Profil Singkat Ketum FBR
Tekadnya bulat, ingin mengangkat harkat dan martabat masyarakat Betawi di kampungnya sendiri. Tekad itu yang mendorongnya mendirikan organisasi massa Forum Betawi Rempug (FBR).
Sosok Drs KH A Fadloli El Muhir memang tidak lepas dari FBR. Karena lewat tangannyalah organisasi itu lahir dan kini menjadi besar. Ia menilai, kehadiran organisasi itu diperlukan untuk membangkitkan semangat masyarakat Betawi agar bisa menjadi tuan rumah di kampungnya sendiri.
Sebagai putra daerah, hatinya bangga melihat pesatnya pembangunan Kota Jakarta. Tapi, sangat disayangkan, ternyata kemajuan yang diperoleh Kota Jakarta, ia rasakan kurang berimbas pada kehidupan masyarakat Betawi. Bahkan masyarakat Betawi kini banyak tersingkir ke pinggiran kota Jakarta dan sebagian kota penyangga Jakarta.
"Tanah kelahiran mereka kini dibangun gedung-gedung pemerintahan dan mal-mal. Padahal, di satu sisi mereka sering kali tidak diberi kesempatan untuk bekerja di kantor-kantor pemerintahan," ia menjelaskan, belum lama ini.
Kenyataan itu menyentuh hatinya. Terlebih berdasarkan penilaiannya, tersingkirnya masyarakat Betawi dari tanahnya, bukan hanya karena kurangnya perhatian pemerintah kepada putra daerah, tapi juga karena kurangnya kepedulian masyarakat Betawi untuk meningkatkan potensi dirinya demi menghadapi persaingan dan kemajuan zaman.
Maklum, sejak puluhan tahun yang lalu, sebagian masyarakat Betawi dikenal kurang mengutamakan pendidikan. Mereka juga telanjur dicap sebagai masyarakat yang pemalas, persis seperti gambaran tokoh Mandra di sinetron Si Doel Anak Sekolahan.

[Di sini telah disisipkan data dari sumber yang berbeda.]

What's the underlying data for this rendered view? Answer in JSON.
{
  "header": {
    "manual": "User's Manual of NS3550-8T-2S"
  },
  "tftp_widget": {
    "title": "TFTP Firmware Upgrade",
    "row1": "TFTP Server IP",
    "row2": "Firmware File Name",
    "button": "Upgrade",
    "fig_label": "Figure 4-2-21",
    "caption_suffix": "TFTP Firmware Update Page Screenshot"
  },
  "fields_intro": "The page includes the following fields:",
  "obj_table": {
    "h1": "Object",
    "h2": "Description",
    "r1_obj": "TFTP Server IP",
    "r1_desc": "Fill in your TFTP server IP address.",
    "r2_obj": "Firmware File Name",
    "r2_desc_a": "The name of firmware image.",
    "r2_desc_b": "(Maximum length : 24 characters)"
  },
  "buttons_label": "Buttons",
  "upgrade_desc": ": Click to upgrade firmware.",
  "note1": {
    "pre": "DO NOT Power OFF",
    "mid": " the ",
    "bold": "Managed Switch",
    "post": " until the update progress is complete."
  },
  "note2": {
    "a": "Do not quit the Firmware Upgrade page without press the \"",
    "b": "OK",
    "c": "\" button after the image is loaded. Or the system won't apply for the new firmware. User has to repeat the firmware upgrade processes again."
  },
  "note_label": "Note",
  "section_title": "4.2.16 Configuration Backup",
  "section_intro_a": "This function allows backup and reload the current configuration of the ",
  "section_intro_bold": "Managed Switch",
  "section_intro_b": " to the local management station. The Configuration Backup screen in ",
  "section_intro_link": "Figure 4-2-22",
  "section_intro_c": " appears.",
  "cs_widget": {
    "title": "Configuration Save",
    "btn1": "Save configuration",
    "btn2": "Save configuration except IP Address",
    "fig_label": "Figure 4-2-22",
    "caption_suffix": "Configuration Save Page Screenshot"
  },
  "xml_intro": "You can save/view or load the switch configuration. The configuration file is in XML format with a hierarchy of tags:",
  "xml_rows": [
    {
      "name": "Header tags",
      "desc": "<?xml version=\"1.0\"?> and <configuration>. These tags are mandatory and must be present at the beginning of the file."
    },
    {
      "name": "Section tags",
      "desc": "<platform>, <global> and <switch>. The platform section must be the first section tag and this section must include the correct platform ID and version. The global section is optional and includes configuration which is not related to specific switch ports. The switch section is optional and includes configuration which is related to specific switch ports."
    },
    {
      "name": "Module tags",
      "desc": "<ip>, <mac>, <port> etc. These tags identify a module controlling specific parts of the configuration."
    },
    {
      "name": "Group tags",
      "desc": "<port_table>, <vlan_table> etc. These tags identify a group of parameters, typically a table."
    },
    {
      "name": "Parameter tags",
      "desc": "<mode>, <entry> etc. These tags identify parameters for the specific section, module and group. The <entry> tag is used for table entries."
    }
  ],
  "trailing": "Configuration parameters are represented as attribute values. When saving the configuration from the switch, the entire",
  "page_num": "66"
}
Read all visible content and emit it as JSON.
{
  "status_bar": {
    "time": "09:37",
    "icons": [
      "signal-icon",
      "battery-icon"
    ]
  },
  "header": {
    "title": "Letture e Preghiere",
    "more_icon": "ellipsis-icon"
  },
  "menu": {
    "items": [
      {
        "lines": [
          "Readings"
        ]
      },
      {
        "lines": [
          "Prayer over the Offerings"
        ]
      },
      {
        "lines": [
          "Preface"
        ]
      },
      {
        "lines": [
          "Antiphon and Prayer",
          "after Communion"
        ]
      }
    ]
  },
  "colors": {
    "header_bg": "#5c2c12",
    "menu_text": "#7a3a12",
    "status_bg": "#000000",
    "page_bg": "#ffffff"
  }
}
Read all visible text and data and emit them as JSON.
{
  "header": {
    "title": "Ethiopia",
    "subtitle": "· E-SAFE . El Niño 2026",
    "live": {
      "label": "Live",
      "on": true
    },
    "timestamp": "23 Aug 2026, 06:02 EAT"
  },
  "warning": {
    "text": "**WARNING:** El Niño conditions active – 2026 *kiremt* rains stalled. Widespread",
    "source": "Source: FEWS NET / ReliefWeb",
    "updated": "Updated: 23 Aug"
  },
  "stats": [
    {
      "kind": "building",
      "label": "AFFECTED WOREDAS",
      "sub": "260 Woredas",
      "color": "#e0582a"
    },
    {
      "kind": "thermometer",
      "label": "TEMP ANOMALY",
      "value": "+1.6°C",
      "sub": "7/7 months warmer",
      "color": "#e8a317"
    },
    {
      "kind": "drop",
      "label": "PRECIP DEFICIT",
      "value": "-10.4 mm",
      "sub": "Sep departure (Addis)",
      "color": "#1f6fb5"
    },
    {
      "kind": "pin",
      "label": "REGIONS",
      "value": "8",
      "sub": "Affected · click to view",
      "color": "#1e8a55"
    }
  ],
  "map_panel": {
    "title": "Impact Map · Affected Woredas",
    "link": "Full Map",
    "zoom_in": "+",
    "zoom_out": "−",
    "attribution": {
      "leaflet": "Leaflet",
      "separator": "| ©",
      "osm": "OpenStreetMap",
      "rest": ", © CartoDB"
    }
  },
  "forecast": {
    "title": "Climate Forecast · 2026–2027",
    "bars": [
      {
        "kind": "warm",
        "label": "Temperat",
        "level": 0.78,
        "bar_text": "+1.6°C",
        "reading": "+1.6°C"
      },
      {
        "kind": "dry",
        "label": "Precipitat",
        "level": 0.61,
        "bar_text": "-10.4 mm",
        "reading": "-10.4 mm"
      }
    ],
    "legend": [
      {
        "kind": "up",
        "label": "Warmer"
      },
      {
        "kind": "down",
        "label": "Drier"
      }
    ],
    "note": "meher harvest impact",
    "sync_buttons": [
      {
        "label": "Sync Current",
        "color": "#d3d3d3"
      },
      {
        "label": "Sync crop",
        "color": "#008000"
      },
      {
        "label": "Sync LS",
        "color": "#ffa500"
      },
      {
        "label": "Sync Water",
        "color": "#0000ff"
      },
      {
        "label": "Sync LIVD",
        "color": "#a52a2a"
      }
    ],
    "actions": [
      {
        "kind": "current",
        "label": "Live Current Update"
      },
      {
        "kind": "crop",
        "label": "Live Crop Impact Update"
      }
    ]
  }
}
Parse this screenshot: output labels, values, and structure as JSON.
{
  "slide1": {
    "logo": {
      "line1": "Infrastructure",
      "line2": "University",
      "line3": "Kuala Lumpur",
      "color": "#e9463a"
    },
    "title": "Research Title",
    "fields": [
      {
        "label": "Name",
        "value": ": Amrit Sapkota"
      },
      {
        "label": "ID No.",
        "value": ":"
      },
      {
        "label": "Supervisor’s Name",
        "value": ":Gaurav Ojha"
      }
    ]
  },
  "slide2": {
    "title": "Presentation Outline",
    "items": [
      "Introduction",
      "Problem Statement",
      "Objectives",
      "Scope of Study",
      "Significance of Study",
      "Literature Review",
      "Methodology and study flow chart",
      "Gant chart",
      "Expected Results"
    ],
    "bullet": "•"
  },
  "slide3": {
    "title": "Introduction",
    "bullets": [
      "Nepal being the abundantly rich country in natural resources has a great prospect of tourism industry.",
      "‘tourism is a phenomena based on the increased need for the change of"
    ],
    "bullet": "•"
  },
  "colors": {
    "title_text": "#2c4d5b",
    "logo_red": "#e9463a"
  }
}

Sehingga kini jumlah kaum muda Betawi yang berpendidikan tinggi, seperti tokoh si Doel di sinetron tersebut masih sangat sedikit. Padahal, pendidikan kini menjadi salah satu syarat utama yang diminta banyak perusahaan. Akibatnya mereka pun kesulitan dalam mendapatkan pekerjaan yang layak.
"Akhirnya orang Betawi pun banyak menjadi pengangguran. Lama-lama untuk biaya hidup sehari-hari mereka menjual tanahnya dan pindah ke pinggiran kota. Saya tidak ingin hal itu terus berlangsung, karena orang Betawi berhak tetap tinggal di Jakarta," ujarnya.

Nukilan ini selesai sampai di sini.